A technician with great attention to detail does not only benefit the company’s bottom line but also creates a safer working environment for themselves and all of their coworkers.
#4) Physical ability
A maintenance technician can’t be someone who is hesitant to get their hands dirty. This job position requires someone that is able to work in awkward positions (being bent over for example), that can carry heavy things from time to time, spend the whole shift standing, repeatedly climb and walk down the stairs, and so on.
Being able to stay concentrated during night shifts and overtime work is also not easy when someone is in poor physical shape.
It goes without saying that being good with your hands and having steady hands is a big plus (they won’t be defusing bombs, but will definitely feel like that a few times throughout their career).
#5) Basic computer skills
More and more organizations are moving from reactive to preventive maintenance
and are using modern CMMS solutions like Limble
to make that transition as smooth as possible.
What this means is that maintenance technicians need to know how to use a mobile phone to read work orders, track work notifications, log performed maintenance work, etc. That being said, the responsibility of the CMMS provider is to ensure that their software is easy to use in the first place.
Patience and people skills are not something you will often find on the list for technical job positions, but that doesn’t make them any less important.
Finding the root cause of a certain breakdown is not always going to be easy. Dealing with constant interruptions in a reactive environment can be very annoying. Improvised solutions that are the result of not having the proper tools or parts often won’t work on the first try.
It is much easier to deal with these kinds of problems if patience is one’s strong suit.
Additionally, patience is a characteristic that will also help in dealing with machine operators and people from other departments that send in a work request and have unrealistic expectations.
How much money does a maintenance technician make?

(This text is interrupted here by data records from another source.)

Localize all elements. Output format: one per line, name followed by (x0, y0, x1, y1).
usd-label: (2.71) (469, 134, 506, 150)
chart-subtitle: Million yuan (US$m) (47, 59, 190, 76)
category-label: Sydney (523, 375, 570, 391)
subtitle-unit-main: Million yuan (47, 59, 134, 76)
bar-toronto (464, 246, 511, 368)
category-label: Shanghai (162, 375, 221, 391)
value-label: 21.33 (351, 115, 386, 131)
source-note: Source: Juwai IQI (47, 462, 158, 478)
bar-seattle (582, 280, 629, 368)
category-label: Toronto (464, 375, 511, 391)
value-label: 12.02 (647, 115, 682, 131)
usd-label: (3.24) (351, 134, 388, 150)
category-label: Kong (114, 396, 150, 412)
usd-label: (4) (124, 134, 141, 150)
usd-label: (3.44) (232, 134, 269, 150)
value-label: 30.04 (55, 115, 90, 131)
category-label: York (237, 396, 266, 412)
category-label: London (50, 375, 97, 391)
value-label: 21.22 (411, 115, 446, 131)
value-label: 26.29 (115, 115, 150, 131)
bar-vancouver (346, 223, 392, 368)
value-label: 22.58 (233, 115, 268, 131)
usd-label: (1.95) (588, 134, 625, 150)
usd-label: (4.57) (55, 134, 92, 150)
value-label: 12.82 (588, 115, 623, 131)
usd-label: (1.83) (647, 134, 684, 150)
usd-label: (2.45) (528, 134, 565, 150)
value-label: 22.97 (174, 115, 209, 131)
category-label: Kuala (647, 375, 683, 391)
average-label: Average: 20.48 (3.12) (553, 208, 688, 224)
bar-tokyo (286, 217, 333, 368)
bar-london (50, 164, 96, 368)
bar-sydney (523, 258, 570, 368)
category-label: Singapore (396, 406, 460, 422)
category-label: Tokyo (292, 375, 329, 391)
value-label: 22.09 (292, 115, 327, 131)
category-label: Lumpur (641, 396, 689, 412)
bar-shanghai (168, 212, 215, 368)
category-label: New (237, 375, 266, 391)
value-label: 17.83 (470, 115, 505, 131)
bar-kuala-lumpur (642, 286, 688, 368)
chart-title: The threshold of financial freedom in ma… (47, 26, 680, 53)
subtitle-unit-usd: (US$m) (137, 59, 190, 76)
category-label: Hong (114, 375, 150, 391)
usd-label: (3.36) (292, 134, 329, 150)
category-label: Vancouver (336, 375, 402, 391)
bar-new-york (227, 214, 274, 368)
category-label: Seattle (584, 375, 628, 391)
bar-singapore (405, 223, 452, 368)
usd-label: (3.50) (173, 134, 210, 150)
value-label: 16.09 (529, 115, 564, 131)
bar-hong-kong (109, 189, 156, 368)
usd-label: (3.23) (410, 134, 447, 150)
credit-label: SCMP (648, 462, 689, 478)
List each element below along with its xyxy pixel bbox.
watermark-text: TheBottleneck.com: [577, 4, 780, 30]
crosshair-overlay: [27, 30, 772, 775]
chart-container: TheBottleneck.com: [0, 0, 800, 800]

A maintenance technician salary depends on:
- the industry they work for
- the size of the organization they work for
- years of experience under their belt
We did a little bit of research and it seems that entry-level positions at smaller organizations start at around $30k/year, while experienced technicians at top companies can earn upwards of $70k/year. Translated into hourly pay, the range is roughly between $15 and $22 per hour.
You’re probably more interested in the average yearly salary. Here is what the aggregated values from big job platforms say for the US market
- Payscale says that the yearly average maintenance technician salary is $45k with an additional $2.5k paid in bonuses and commissions.
- Salary.com suggests that the average Installation and maintenance technician salary is just over $53k/year.
- Indeed says that the average salary is around $42k/year with an additional $7k earned by working overtime.
- Glassdoor puts the average base pay at $40k/year plus $1.5k earned as additional compensation.
How the current pandemic will impact this corner of the job market remains to be seen. Employers should definitely be on the lookout for new ways of attracting qualified workforce
to combat the aging workforce and prevent labor shortage.
Maintenance technicians are the foundation of every maintenance department
An organization can have expensive machines, perfect inventory control, and superb maintenance plans and schedules, but if maintenance technicians are doing a consistently poor job, none of that is going to matter.
Proper training and onboarding practices supported with an easy-to-use CMMS will go a long way to ensure that the maintenance work is finished on time and follows the industry’s best practices.